One young man, however, had some obvious social anxieties and esteem problems. When we would meet outside of class, his mother was always present. She chose his courses and wouldn't let him speak even when I directed questions toward him. When she wasn't around, he hung his head and said very little. That was sad.

Stella M
04-06-2011, 05:15 PM
2 of my friends homeschooled for 6 months each. One sent her kids to school because her husband travelled 5 months of the year and she felt she needed the 'break' of school. The other homeschooled until she nearly died from pre-eclampsia (sp ?), she had a premmie, another daughter was in hospital and her husband had cancer. There were extenuating circumstances in her decision to quit homeschooling...

Another friend always had doubts about being able to 'teach' high school, so when her eldest was 13 she sent all 4 girls to (Christian) school.

Another friend sent her youngest daughter back to school because the youngest was begging for the social interaction. She then sent her eldest daughter as well.

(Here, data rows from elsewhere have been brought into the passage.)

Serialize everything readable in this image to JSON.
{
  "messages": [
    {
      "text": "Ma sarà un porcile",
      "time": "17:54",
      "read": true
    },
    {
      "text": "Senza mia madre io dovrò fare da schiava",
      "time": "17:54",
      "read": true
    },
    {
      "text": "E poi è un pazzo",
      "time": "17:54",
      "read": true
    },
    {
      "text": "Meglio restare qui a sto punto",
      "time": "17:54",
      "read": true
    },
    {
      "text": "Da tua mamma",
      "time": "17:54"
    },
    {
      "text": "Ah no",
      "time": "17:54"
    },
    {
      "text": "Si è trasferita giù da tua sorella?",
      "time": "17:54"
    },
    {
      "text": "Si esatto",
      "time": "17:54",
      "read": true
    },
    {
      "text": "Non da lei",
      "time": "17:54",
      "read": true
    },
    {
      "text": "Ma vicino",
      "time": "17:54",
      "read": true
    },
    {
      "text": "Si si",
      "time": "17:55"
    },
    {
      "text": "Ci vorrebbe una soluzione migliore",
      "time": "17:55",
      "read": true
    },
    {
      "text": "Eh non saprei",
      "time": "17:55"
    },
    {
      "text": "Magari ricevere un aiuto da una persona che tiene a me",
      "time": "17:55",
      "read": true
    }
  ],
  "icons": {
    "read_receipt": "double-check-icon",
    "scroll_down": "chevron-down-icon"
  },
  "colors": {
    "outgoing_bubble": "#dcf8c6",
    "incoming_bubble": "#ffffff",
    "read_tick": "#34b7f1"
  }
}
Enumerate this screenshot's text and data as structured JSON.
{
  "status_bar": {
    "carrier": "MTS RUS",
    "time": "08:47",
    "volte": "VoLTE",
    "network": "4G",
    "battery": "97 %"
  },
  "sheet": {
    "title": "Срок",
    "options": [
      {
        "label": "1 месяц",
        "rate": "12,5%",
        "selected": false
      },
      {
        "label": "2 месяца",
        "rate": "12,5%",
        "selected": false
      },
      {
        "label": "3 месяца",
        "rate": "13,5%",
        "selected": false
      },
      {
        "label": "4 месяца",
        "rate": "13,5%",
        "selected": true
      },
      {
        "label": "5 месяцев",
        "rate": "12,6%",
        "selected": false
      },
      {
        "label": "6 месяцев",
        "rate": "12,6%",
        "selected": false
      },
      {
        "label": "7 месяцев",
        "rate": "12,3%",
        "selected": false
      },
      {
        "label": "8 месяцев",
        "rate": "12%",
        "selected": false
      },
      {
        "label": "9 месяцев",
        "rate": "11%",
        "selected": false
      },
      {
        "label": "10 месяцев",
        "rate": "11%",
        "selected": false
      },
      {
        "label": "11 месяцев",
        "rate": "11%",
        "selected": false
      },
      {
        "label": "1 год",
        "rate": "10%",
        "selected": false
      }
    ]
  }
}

Illness is involved in most cases of longer-term h/s'ers sending younger children back to school that I have come across. For that reason I have a 'plan' for two of my children if I was ever unable to h/s them because I was too sick. Neither involves school :)

ercswf
04-06-2011, 05:28 PM
My husband and I have seen many cases for and against homeschooling in our area and some we know personally. One of my husbands friends was homeschooled. Honestly the only place my husband can see that his parents did not do well in his education is some areas of science and his ability to talk to girls. Outside of those two things we think they did a wonderful job on their son who holds down 2 yes 2 jobs AND full time college. Some of the other cases we have are again knowing some people who have homeschooled and they should never have had children in the first place let along homeschool them.

belacqua
04-06-2011, 05:51 PM
The one time I've seen homeschooling go poorly was when nobody in the family really wanted to do it. This kid had been booted out of two or three private schools (mostly for behavioral issues), and the mom was unwilling to send him to public school. The mom is extremely social and extroverted, the kind of person who loves to call curriculum companies and chat for hours about what they have to offer. So she enjoyed the planning and got tremendously excited about homeschooling. When it came to the actual education, though, she just wasn't willing to put in the effort. She found it boring. The kid didn't want to be at home and acted out, and the mom's solution was to give up and call it "unschooling" (I can feel through my computer the blue-hot seething of legitimate unschoolers...).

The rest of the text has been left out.